Around 450 private real estate funds in market are seeking to raise a collective $162bn. The geographic dispersion of these funds’ managers demonstrates the dominance of the North American private real estate industry which accounts for both 60% of the number of funds in market and 60% of the total capital sought by fund managers throughout the globe.

North America-based real estate firms have 271 funds looking to raise an aggregate $98.4bn, followed by 118 funds sponsored by Europe-based real estate fund managers that are in market targeting $45.9bn. Asia-based firms have 33 funds in market seeking an aggregate $10.4bn.

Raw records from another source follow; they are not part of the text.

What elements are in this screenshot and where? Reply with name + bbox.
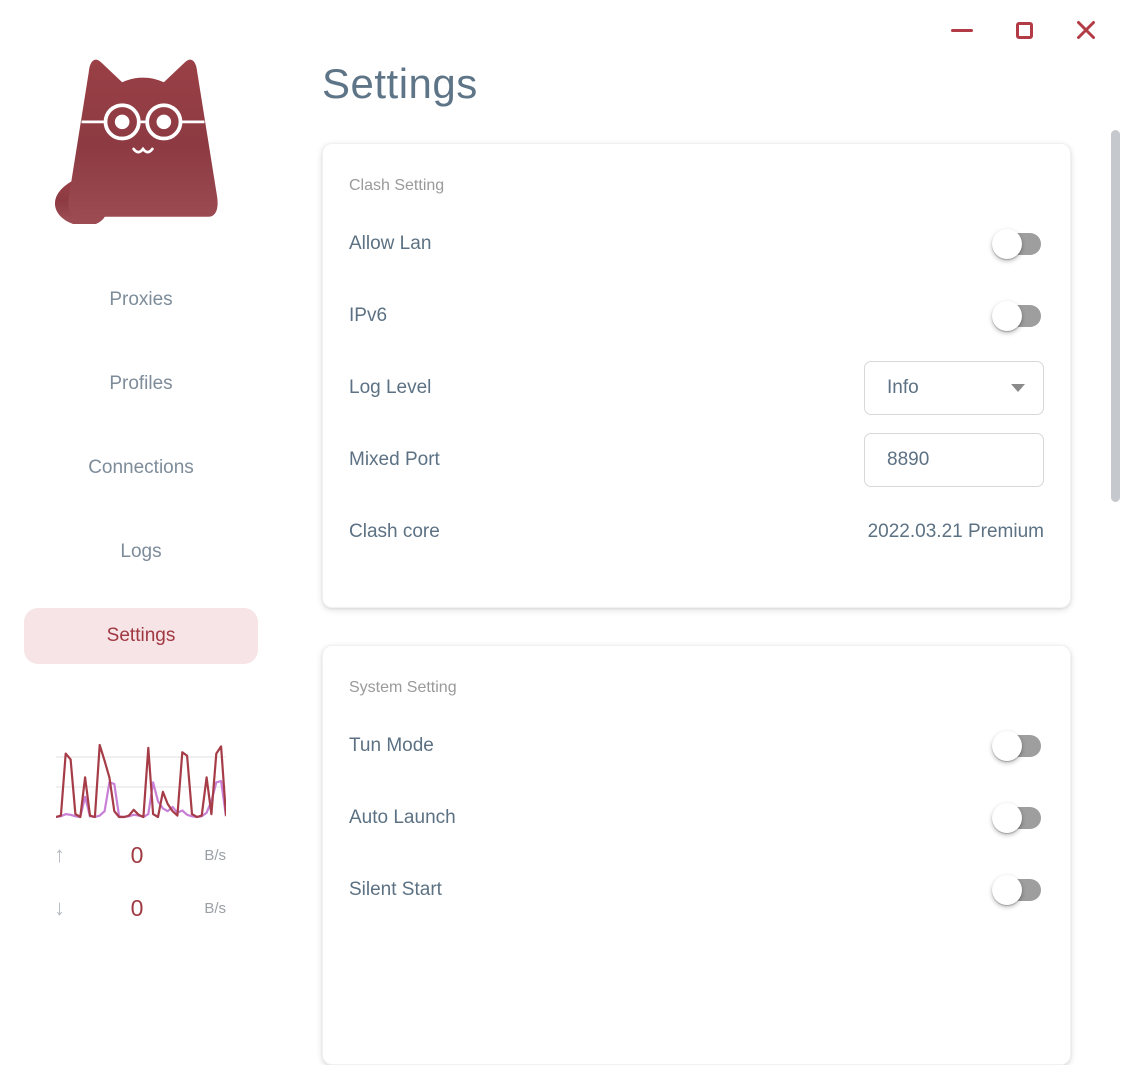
log-level-selected-value: Info (887, 377, 919, 398)
close-button[interactable] (1074, 18, 1098, 42)
auto-launch-row: Auto Launch (349, 782, 1044, 854)
minimize-button[interactable] (950, 18, 974, 42)
log-level-label: Log Level (349, 377, 432, 398)
silent-start-row: Silent Start (349, 854, 1044, 926)
toggle-knob (992, 803, 1022, 833)
toggle-knob (992, 229, 1022, 259)
log-level-row: Log Level Info (349, 352, 1044, 424)
sidebar-item-proxies[interactable]: Proxies (109, 289, 173, 310)
clash-core-label: Clash core (349, 521, 440, 542)
maximize-icon (1015, 21, 1033, 39)
mixed-port-input[interactable] (864, 433, 1044, 487)
ipv6-toggle[interactable] (992, 301, 1041, 331)
download-speed-unit: B/s (204, 899, 226, 917)
download-stat-row: ↓ 0 B/s (54, 891, 226, 925)
clash-core-version: 2022.03.21 Premium (867, 521, 1044, 542)
allow-lan-toggle[interactable] (992, 229, 1041, 259)
traffic-stats: ↑ 0 B/s ↓ 0 B/s (54, 838, 226, 944)
vertical-scrollbar-thumb[interactable] (1111, 130, 1120, 502)
toggle-knob (992, 875, 1022, 905)
cat-glasses-left (103, 103, 141, 141)
upload-speed-value: 0 (130, 841, 144, 868)
toggle-knob (992, 731, 1022, 761)
sidebar-item-connections[interactable]: Connections (88, 457, 194, 478)
sidebar-item-profiles[interactable]: Profiles (109, 373, 173, 394)
tun-mode-row: Tun Mode (349, 710, 1044, 782)
cat-glasses-right (145, 103, 183, 141)
ipv6-row: IPv6 (349, 280, 1044, 352)
maximize-button[interactable] (1012, 18, 1036, 42)
sidebar-item-logs[interactable]: Logs (120, 541, 162, 562)
download-speed-value: 0 (130, 894, 144, 921)
auto-launch-toggle[interactable] (992, 803, 1041, 833)
minimize-icon (951, 28, 973, 32)
clash-setting-card: Clash Setting Allow Lan IPv6 Log Level I… (322, 143, 1071, 608)
card-header-clash-setting: Clash Setting (349, 177, 445, 194)
silent-start-toggle[interactable] (992, 875, 1041, 905)
chevron-down-icon (1011, 384, 1025, 392)
clash-core-row: Clash core 2022.03.21 Premium (349, 496, 1044, 568)
sidebar-nav: Proxies Profiles Connections Logs Settin… (24, 272, 258, 692)
clash-cat-logo (55, 59, 218, 224)
mixed-port-label: Mixed Port (349, 449, 440, 470)
auto-launch-label: Auto Launch (349, 807, 456, 828)
cat-mouth (132, 146, 154, 154)
cat-body (68, 59, 218, 217)
system-setting-card: System Setting Tun Mode Auto Launch Sile… (322, 645, 1071, 1065)
log-level-select[interactable]: Info (864, 361, 1044, 415)
toggle-knob (992, 301, 1022, 331)
card-header-system-setting: System Setting (349, 679, 457, 696)
download-arrow-icon: ↓ (54, 895, 65, 920)
traffic-chart (55, 733, 228, 823)
silent-start-label: Silent Start (349, 879, 442, 900)
tun-mode-label: Tun Mode (349, 735, 434, 756)
upload-stat-row: ↑ 0 B/s (54, 838, 226, 872)
sidebar-item-settings[interactable]: Settings (24, 608, 258, 664)
mixed-port-row: Mixed Port (349, 424, 1044, 496)
ipv6-label: IPv6 (349, 305, 388, 326)
tun-mode-toggle[interactable] (992, 731, 1041, 761)
page-title: Settings (322, 60, 478, 107)
upload-arrow-icon: ↑ (54, 842, 65, 867)
window-controls (950, 14, 1098, 46)
close-icon (1077, 21, 1095, 39)
allow-lan-row: Allow Lan (349, 208, 1044, 280)
upload-speed-unit: B/s (204, 846, 226, 864)
allow-lan-label: Allow Lan (349, 233, 432, 254)
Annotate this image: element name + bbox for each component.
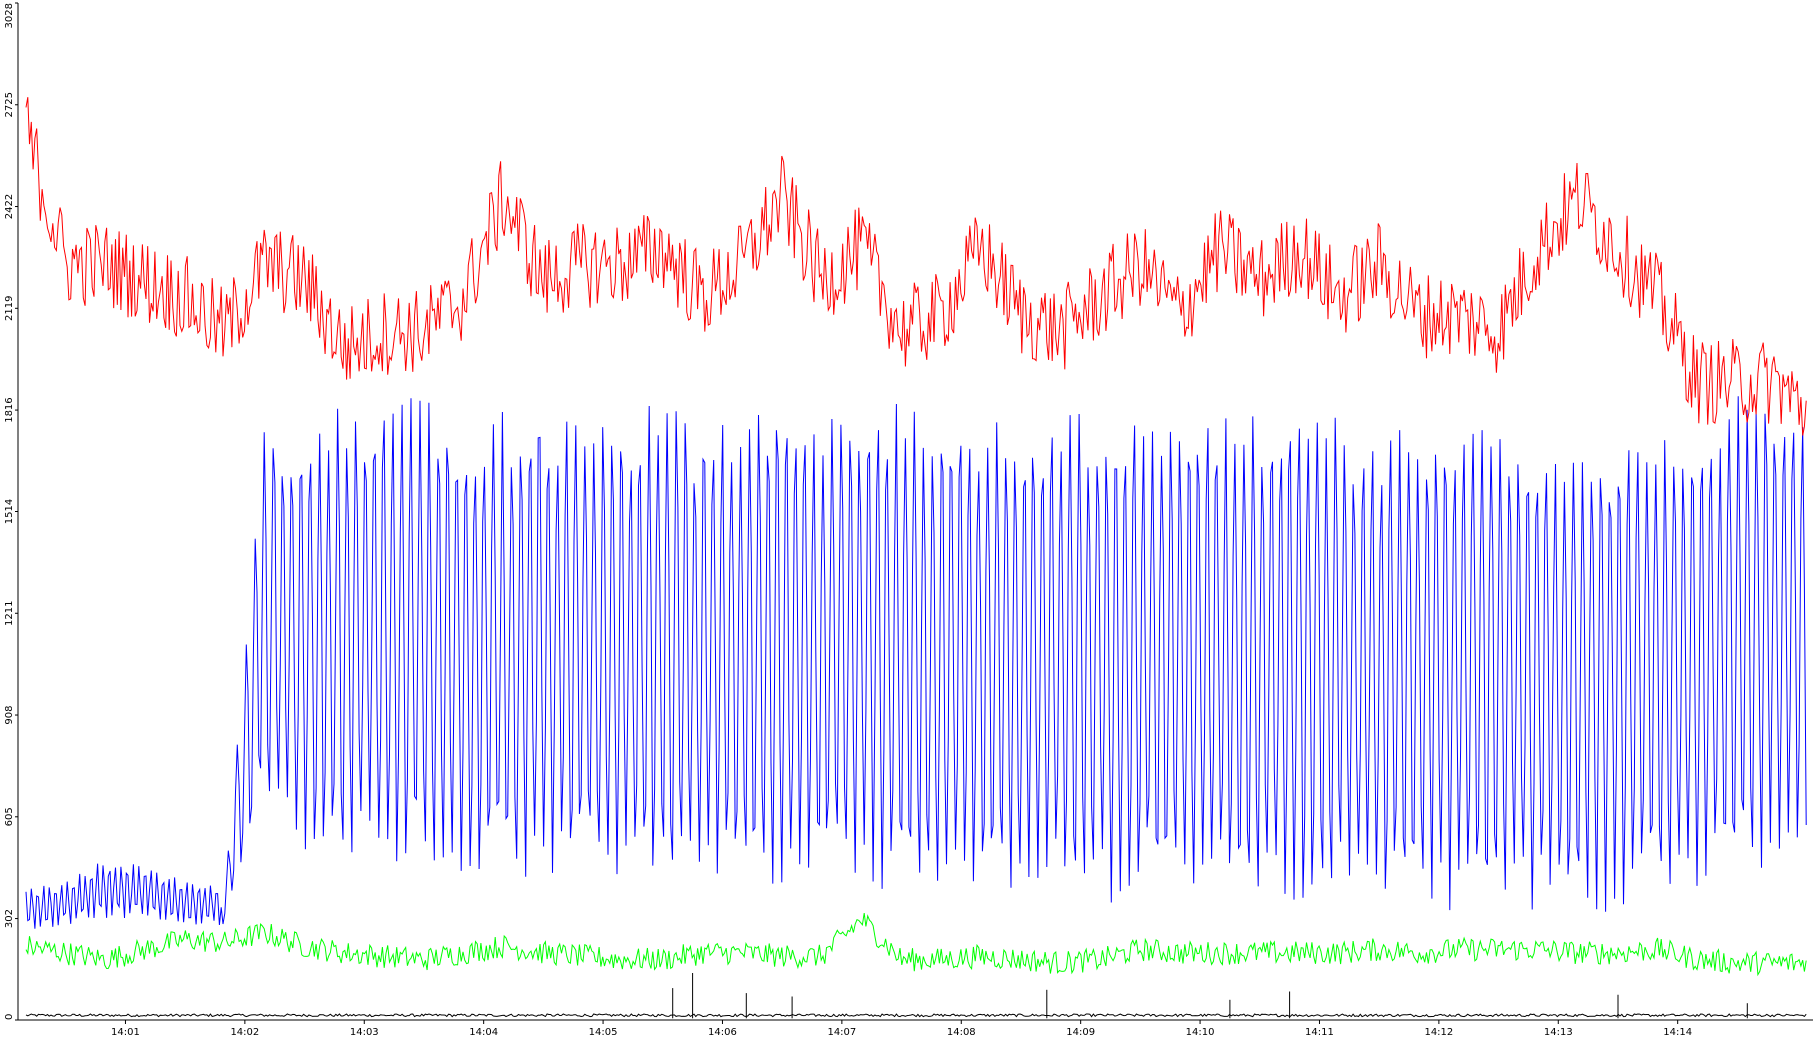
x-tick-label: 14:11 — [1305, 1027, 1334, 1038]
x-tick-label: 14:07 — [827, 1027, 856, 1038]
x-tick-label: 14:01 — [111, 1027, 140, 1038]
x-tick-label: 14:10 — [1186, 1027, 1215, 1038]
y-tick-label: 3028 — [4, 3, 15, 28]
x-tick-label: 14:05 — [589, 1027, 618, 1038]
x-tick-label: 14:08 — [947, 1027, 976, 1038]
y-tick-label: 1211 — [4, 601, 15, 626]
x-tick-label: 14:02 — [230, 1027, 259, 1038]
x-tick-label: 14:04 — [469, 1027, 498, 1038]
series-red-line — [25, 97, 1807, 436]
y-tick-label: 605 — [4, 807, 15, 826]
y-tick-label: 2422 — [4, 194, 15, 219]
y-tick-label: 2725 — [4, 92, 15, 117]
axis-layer: 0 302 605 908 1211 1514 1816 2119 2422 2725 3028 14… — [4, 2, 1813, 1038]
y-tick-label: 0 — [4, 1014, 15, 1020]
series-green-line — [25, 913, 1807, 977]
y-tick-label: 2119 — [4, 296, 15, 321]
y-tick-label: 1816 — [4, 397, 15, 422]
x-tick-label: 14:13 — [1544, 1027, 1573, 1038]
x-tick-label: 14:14 — [1663, 1027, 1692, 1038]
x-tick-label: 14:06 — [708, 1027, 737, 1038]
y-tick-label: 1514 — [4, 499, 15, 524]
y-tick-label: 908 — [4, 705, 15, 724]
series-black-line — [25, 1013, 1807, 1018]
x-tick-label: 14:12 — [1424, 1027, 1453, 1038]
y-tick-label: 302 — [4, 909, 15, 928]
series-layer — [25, 97, 1807, 1019]
series-blue-line — [25, 396, 1807, 929]
x-tick-label: 14:09 — [1066, 1027, 1095, 1038]
x-tick-label: 14:03 — [350, 1027, 379, 1038]
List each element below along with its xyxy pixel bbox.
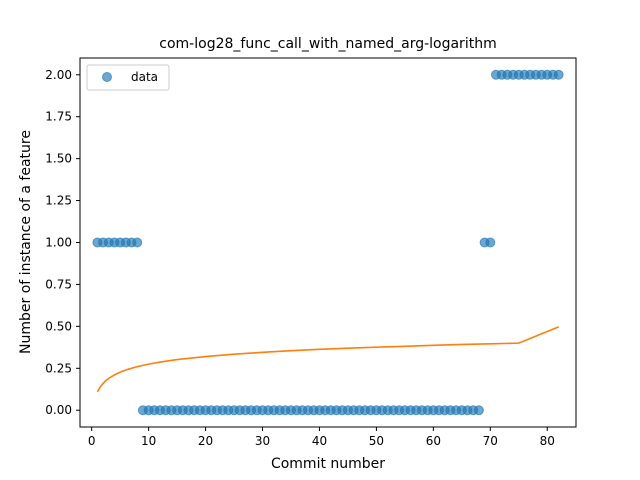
data-point [132,237,143,248]
legend-box [86,64,170,91]
legend-marker-data [102,72,112,82]
y-tick-label: 1.50 [45,152,72,166]
data-point [485,237,496,248]
x-tick-label: 80 [540,434,555,448]
y-tick-label: 0.50 [45,319,72,333]
legend: data [86,64,170,91]
x-tick-label: 30 [255,434,270,448]
x-axis-label: Commit number [271,456,385,472]
x-tick-label: 0 [88,434,96,448]
x-tick-label: 20 [198,434,213,448]
y-tick-label: 1.25 [45,194,72,208]
y-axis: 0.00 0.25 0.50 0.75 1.00 1.25 1.50 1.75 2.00 [45,68,80,417]
y-tick-label: 2.00 [45,68,72,82]
y-tick-label: 1.75 [45,110,72,124]
chart-title: com-log28_func_call_with_named_arg-logar… [159,36,496,52]
x-tick-label: 40 [312,434,327,448]
fit-line [96,326,559,393]
x-tick-label: 70 [483,434,498,448]
x-tick-label: 60 [426,434,441,448]
y-tick-label: 0.75 [45,277,72,291]
x-tick-label: 10 [141,434,156,448]
y-tick-label: 0.25 [45,361,72,375]
legend-label-data: data [131,70,158,84]
plot-area [92,69,564,416]
data-point [473,405,484,416]
y-tick-label: 0.00 [45,403,72,417]
y-axis-label: Number of instance of a feature [18,130,34,354]
data-point [553,69,564,80]
x-tick-label: 50 [369,434,384,448]
y-tick-label: 1.00 [45,236,72,250]
x-axis: 0 10 20 30 40 50 60 70 80 [88,427,555,448]
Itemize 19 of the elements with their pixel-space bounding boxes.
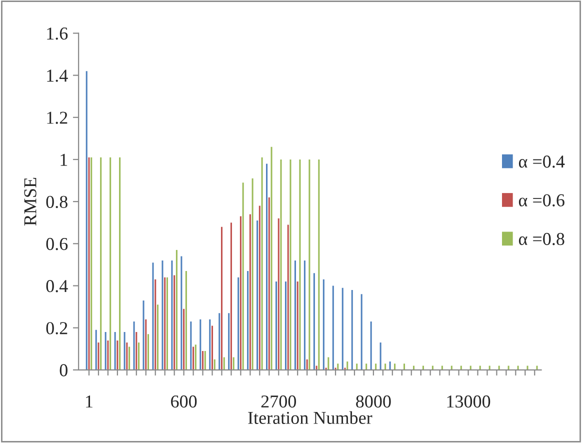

There are 10 closed-end private real estate vehicles launched by Latin America-based firms that are targeting a total of $2.8bn, with eight Africa-based firms seeking $1.4bn. Six funds being raised by fund managers located in Australasia are seeking $1.6bn, with four funds sponsored by Middle East & Israel-based firms looking to raise $1.4bn.

Blackstone Real Estate Partners Asia is the largest fund currently in market. The fund will focus on opportunistic investments across a diverse range of property types throughout the Asia-Pacific region. The vehicle is targeting a total of $4bn and it held a first close in June 2013, raising $1.5bn. Another notable opportunistic real estate fund in market is the $3.5bn Brookfield Strategic Real Estate Partners vehicle, which seeks to invest across a range of property types throughout North America, Europe, Brazil and Australia. The fund is expected to reach a final close at the end of July 2013.

In the period between January-May 2013, around 34 funds managed by North American firms reached a final close raising an aggregate $16.7bn. In the same period, there were three vehicles sponsored by managers based in Europe that achieved a final close, raising a total of $700mn, while Asia-based managers closed four private real estate funds which collectively accumulated $500mn.

The most notable fund to close in this period was the $5bn debt, distressed and opportunistic, Lone Star Fund VIII, managed by Lone Star Funds. This global fund primarily targets non-performing and sub-performing single-family residential real estate debt, corporate debt, and also consumer debt.